Enter Seattle-based biotech startup Pembient. They’re trying to solve half the rhinos’ problems by literally making rhino horns so dirt-cheap no poacher worth his salt will bother with them. Their idea is to bio-fabricate fake horns out of keratin, a protein organisms use when strength and flexibility are required. It makes up stuff like fingernails and hooves, hair or fur, horns, and claws. By 3D printing keratin, Pembient hopes to manufacture fake horns that are identical on a “macroscopic, microscopic, and molecular” level to the real ones, according to its CEO and co-founder Matthew Markus.
The scheme isn’t ready to go right now. Once the fabricated horns are up to scratch and market-ready, however, they’ll feel so real that it will be “impossible” to distinguish them from natural horns, Markus told Business Insider.
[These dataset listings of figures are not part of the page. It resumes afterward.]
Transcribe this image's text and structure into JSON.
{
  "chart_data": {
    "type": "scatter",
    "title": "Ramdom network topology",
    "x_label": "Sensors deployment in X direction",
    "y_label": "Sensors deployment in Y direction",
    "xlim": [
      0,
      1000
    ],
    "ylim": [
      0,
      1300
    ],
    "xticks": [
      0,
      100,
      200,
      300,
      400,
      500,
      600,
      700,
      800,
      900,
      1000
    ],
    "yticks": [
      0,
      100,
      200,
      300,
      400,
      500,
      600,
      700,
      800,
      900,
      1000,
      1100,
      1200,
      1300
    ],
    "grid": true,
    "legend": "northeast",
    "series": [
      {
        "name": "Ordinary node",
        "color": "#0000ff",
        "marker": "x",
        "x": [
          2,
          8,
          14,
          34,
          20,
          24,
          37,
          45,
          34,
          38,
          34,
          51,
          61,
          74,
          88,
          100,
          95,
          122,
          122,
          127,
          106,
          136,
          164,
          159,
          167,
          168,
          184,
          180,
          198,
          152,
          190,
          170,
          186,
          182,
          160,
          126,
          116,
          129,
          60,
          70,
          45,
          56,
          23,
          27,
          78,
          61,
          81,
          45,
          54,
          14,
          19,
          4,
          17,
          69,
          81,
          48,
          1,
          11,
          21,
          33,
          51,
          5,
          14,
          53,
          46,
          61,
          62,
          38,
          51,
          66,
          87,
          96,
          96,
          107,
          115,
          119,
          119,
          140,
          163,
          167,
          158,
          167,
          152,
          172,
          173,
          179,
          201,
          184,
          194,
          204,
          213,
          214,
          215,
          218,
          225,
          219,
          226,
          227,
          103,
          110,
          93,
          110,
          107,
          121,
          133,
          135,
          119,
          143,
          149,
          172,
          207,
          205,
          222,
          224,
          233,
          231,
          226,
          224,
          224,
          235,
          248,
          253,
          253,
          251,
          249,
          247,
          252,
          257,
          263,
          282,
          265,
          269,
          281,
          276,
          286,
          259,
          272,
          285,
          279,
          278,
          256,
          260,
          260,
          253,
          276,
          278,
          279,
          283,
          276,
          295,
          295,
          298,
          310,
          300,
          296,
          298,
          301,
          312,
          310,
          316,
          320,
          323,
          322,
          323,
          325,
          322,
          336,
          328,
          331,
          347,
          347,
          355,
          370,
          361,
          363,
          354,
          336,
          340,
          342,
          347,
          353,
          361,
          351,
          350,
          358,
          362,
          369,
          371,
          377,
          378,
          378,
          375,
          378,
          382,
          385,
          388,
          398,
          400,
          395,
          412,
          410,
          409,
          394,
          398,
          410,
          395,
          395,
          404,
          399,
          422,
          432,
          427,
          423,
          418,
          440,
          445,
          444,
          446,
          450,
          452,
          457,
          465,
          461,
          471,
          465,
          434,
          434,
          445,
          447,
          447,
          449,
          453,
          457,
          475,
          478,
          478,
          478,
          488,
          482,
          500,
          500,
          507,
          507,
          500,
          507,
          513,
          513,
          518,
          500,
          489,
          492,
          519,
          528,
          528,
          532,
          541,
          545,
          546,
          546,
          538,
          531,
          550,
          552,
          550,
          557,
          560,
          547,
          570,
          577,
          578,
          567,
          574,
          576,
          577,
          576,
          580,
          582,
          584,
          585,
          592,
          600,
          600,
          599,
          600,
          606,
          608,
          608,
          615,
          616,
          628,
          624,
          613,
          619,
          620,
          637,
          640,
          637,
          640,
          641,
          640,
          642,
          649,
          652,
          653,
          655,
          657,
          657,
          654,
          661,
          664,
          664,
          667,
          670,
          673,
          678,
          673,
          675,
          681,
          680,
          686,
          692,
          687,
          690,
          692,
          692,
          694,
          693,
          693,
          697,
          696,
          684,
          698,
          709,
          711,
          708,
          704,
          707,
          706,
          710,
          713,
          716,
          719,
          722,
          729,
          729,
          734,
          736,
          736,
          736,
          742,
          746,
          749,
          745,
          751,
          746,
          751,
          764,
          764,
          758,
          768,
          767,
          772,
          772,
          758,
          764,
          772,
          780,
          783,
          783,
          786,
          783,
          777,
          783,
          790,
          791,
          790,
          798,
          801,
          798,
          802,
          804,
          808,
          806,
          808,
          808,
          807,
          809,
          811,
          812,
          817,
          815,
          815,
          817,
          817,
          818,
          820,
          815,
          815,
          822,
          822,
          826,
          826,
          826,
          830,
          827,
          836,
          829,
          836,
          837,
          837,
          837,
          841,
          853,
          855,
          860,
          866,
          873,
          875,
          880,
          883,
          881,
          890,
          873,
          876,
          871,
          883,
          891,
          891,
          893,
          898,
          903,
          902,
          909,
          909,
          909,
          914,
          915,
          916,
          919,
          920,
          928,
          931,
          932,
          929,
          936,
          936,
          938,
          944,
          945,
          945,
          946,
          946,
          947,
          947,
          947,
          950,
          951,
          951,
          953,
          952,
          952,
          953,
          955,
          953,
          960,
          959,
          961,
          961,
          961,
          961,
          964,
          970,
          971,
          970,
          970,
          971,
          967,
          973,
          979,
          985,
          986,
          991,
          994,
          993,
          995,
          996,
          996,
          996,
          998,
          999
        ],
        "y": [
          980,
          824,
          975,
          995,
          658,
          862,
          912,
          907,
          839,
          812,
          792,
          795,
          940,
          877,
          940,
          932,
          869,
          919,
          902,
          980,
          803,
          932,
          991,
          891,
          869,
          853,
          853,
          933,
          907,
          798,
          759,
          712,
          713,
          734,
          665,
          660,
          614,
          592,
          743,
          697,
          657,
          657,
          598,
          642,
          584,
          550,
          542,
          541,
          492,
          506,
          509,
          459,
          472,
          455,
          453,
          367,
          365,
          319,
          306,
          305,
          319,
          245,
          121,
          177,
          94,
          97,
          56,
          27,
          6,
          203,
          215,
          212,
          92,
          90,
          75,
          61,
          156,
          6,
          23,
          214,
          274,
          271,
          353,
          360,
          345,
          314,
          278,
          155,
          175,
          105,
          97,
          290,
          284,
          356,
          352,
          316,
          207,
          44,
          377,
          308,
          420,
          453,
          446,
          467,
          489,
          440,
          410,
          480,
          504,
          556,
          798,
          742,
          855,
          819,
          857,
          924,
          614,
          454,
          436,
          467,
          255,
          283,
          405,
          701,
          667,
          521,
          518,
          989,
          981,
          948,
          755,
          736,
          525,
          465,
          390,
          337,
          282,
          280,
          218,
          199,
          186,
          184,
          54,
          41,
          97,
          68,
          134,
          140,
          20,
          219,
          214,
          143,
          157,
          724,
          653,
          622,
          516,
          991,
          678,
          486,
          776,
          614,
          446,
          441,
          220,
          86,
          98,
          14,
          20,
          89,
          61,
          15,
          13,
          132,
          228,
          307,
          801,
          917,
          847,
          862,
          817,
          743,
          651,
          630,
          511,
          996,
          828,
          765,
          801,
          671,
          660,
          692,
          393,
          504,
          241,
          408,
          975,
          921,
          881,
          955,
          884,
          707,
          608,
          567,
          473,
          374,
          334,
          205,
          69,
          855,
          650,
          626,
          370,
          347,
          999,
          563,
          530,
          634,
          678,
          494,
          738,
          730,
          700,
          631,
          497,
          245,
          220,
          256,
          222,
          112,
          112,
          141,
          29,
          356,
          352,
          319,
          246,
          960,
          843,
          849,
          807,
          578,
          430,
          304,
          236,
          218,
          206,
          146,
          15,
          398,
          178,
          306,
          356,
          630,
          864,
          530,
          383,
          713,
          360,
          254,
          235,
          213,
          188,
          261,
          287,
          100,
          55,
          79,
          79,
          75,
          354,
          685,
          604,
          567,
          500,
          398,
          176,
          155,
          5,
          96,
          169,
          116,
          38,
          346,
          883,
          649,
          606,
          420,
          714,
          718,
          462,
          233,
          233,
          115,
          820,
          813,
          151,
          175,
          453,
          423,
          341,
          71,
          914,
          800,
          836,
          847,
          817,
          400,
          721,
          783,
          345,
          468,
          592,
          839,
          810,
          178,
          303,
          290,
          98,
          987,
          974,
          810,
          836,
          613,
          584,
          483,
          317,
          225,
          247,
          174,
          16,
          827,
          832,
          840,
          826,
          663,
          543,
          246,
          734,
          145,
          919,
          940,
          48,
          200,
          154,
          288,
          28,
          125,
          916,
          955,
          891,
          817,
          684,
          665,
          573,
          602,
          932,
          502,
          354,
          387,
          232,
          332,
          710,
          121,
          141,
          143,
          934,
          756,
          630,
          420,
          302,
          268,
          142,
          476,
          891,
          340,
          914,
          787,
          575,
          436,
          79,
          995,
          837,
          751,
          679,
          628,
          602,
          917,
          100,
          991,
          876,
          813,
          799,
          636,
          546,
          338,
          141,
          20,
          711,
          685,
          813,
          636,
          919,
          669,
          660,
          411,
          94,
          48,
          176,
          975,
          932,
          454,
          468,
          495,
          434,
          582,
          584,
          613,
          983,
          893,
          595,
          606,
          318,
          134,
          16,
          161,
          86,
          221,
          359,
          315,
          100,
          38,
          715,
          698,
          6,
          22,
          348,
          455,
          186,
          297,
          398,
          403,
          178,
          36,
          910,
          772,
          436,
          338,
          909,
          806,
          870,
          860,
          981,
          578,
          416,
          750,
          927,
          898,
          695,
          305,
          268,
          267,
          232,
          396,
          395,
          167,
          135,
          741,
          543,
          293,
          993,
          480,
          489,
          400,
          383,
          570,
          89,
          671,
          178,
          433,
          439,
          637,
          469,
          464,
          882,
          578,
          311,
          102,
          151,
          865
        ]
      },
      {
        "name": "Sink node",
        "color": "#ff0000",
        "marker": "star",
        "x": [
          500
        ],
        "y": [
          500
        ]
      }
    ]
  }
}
They’ll then be injected into the Asian carvers’ supply chain through various sources masquerading as honest poachers trying to get by. In the end, nobody will know whether they’re buying real or fake.
In effect, Pembient plans to flood illegal markets with super-cheap, rhino-friendly, counterfeit horns. Because they’re manufactured in bulk in a plant, the fakes will be much cheaper and could be sold for significantly less than the real horns. Over time, since people won’t be able to tell the two apart, this unfair competition will bring prices down, sending poachers looking for new employment.
“If you cordon rhino horn off, you create this prohibition mindset,” Markus said. “And that engenders crime, corruption, and everything else that comes with a black market.”
It’s an interesting strategy, and radically different from traditional approaches used by conservationists. Bringing down demand for horns isn’t feasible, Markus thinks, adding that “it’s not really ethical either.” Instead, Pembient plans to increase supply so much that it would be impossible to turn a profit from poaching rhinos.
“These practices are based on thousands of years of cultural tradition — they’re a lot older than Thanksgiving,” he added, reffering to the traditional practices that maintain the rhino horn trade.
“We can’t just tell them to stop.”
There are some concerns leveled at the startup, however. In particular, International Rhino Foundation and Save The Rhino International, two NGOs working on rhino conservation, have raised concerns regarding the plans’ efficacy, pointing out that the black market is already swamped in fake horns and prices are still incredibly high.
“More than 90% of ‘rhino horns’ in circulation are fake (mostly carved from buffalo horn or wood), but poaching rates continue to rise annually,” the organizations wrote in a joint statement.
The two also argued that synthetic horns will divert attention from the “real problem,” which is to end rhino poaching.
Still, rhinos are running out of time as well as numbers, and as we’ve seen earlier, poaching has picked up in recent years. Markus agrees that Pembient’s approach is fundamentally different than current conservation efforts, but thinks his approach could help finally end poaching for good.
Personally, I’d like to think that while people may want the horns, nobody explicitly wants to kill rhinos. Tradition is a central pillar of many people’s lives, but I’d advocate for compromise. After all, traditionally, most people would work in the field and eek out a pretty bleak livelihood before an untimely end at the hands of dysentery some other, equally-jolly way to die horribly. A state of affairs which, I’m sure we can all agree, is best left in the past. So I’d really like to see Pembient succeed at their goal — for “restore-faith-in-humanity” points, if nothing else.
A “prevention and treatment” approach has shown efficacy in addressing drug abuse, so it might work for rhino horn trade as well. Time will tell. In August, the company introduced a novel cryptocurrency program, the “Pembicoin” to fund their research and development. Each coin will be redeemable for one gram of bio-fabricated rhino horn once they become available, in 2022, according to the company’s website.
If Pembient’s approach proves efficient, it could pave the way for synthetic ivory to combat elephant poaching in the future.